По спине Ольги пробежали мурашки. Она отчетливо помнила того противного мохнатого паука размером с грецкий орех, который обосновался под самым потолком неделю назад. Андрей обещал его убрать, но все руки не доходили. А вчера он и правда куда-то пропал. Совпадение. Должно быть совпадение.
— Алина, хватит нести чепуху. Иди мой руки, сейчас завтракать будем.
— Это не чепуха, мамочка! — девочка вскочила на ноги, ее глаза сияли восторгом. — Я все по книжке сделала! Там такие интересные штуки есть! Хочешь, я тебе покажу, как заставить фиалку снова цвести? У нее же все листочки повяли.
Ольга машинально взглянула на подоконник, где в самом деле грустила старенькая фиалка в горшке — подарок свекрови, которую она тихо ненавидела за ворчливость и навязчивые советы. Растение и правда выглядело неживым.
— Нет, не хочу! — рявкнула Ольга громче, чем планировала, и сама вздрогнула от собственного голоса. — Никаких штук! Иди мой руки, кому сказала!
Алина надула губки и нехотя поплелась в ванную. Ольга вздохнула, поставила кастрюлю на стол и провела рукой по лбу. «Нервы, просто нервы, — убеждала она себя. — Работа, дом, вечная круговерть. Ребенок фантазирует, а я уже готова поверить в сказки».

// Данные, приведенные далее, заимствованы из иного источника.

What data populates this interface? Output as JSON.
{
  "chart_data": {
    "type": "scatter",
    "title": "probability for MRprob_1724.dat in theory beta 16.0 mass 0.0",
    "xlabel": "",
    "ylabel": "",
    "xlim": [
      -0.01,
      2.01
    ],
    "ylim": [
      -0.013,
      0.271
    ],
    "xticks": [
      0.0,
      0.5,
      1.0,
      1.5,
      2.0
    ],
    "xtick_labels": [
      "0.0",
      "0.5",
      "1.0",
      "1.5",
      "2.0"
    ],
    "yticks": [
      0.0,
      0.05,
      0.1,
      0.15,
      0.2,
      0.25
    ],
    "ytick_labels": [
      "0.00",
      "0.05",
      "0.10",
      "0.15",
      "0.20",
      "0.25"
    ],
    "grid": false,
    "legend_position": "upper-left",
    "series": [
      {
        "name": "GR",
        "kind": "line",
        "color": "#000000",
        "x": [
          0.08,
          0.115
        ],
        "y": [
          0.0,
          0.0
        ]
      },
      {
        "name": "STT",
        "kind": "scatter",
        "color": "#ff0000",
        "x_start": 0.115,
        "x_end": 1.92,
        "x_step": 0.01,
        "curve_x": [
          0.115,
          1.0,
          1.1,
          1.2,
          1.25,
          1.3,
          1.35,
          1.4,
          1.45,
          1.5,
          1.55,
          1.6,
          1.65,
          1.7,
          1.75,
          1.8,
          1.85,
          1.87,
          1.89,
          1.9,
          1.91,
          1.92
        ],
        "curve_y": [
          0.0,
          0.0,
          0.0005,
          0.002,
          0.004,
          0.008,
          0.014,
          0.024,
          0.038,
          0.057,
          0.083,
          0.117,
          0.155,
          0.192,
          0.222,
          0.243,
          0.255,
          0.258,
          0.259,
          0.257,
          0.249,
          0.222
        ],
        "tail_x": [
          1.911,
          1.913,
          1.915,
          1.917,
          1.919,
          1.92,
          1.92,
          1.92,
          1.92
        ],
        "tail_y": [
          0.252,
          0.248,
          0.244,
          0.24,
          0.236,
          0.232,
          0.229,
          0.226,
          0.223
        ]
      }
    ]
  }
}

Из гостиной донесся голос свекрови, Марии Петровны, которая с утра пристроилась в кресле с вязанием.
— Чего ты на ребенка кричишь? Фантазия у нее богатая, это же хорошо. Вон, мой старший брат в детстве с воображаемым другом полгода разговаривал, так тот ему помог по математике домашку делать. Правда, потом двойку принес, но это потому что друг оказался двоечником.
— Мама, пожалуйста, не надо ваших историй, — взмолилась Ольга. — У меня и так голова трещит по швам.
— А я что? Я ничего. Просто ребенок играет. Ты в ее годы по три часа на одном месте могла просидеть, с червяками разговаривала. Говорила, они про погоду с тобой спорят.
Ольга просто зажмурилась. Иногда ее мать была невыносима. В этот момент на кухню вошел Андрей, ее муж. Он выглядел как обычно — слегка помятый, невыспавшийся, но с доброй улыбкой.
— А что это у нас тут за философские дебаты с утра пораньше? — он потрепал Ольгу по плечу и потянулся к чайнику.
— Папа, папа! — из ванной выскочила Алина, вытирая руки об штаны. — А можно мы с тобой сегодня на чердак заберемся? Мне там одну штуку доделать надо.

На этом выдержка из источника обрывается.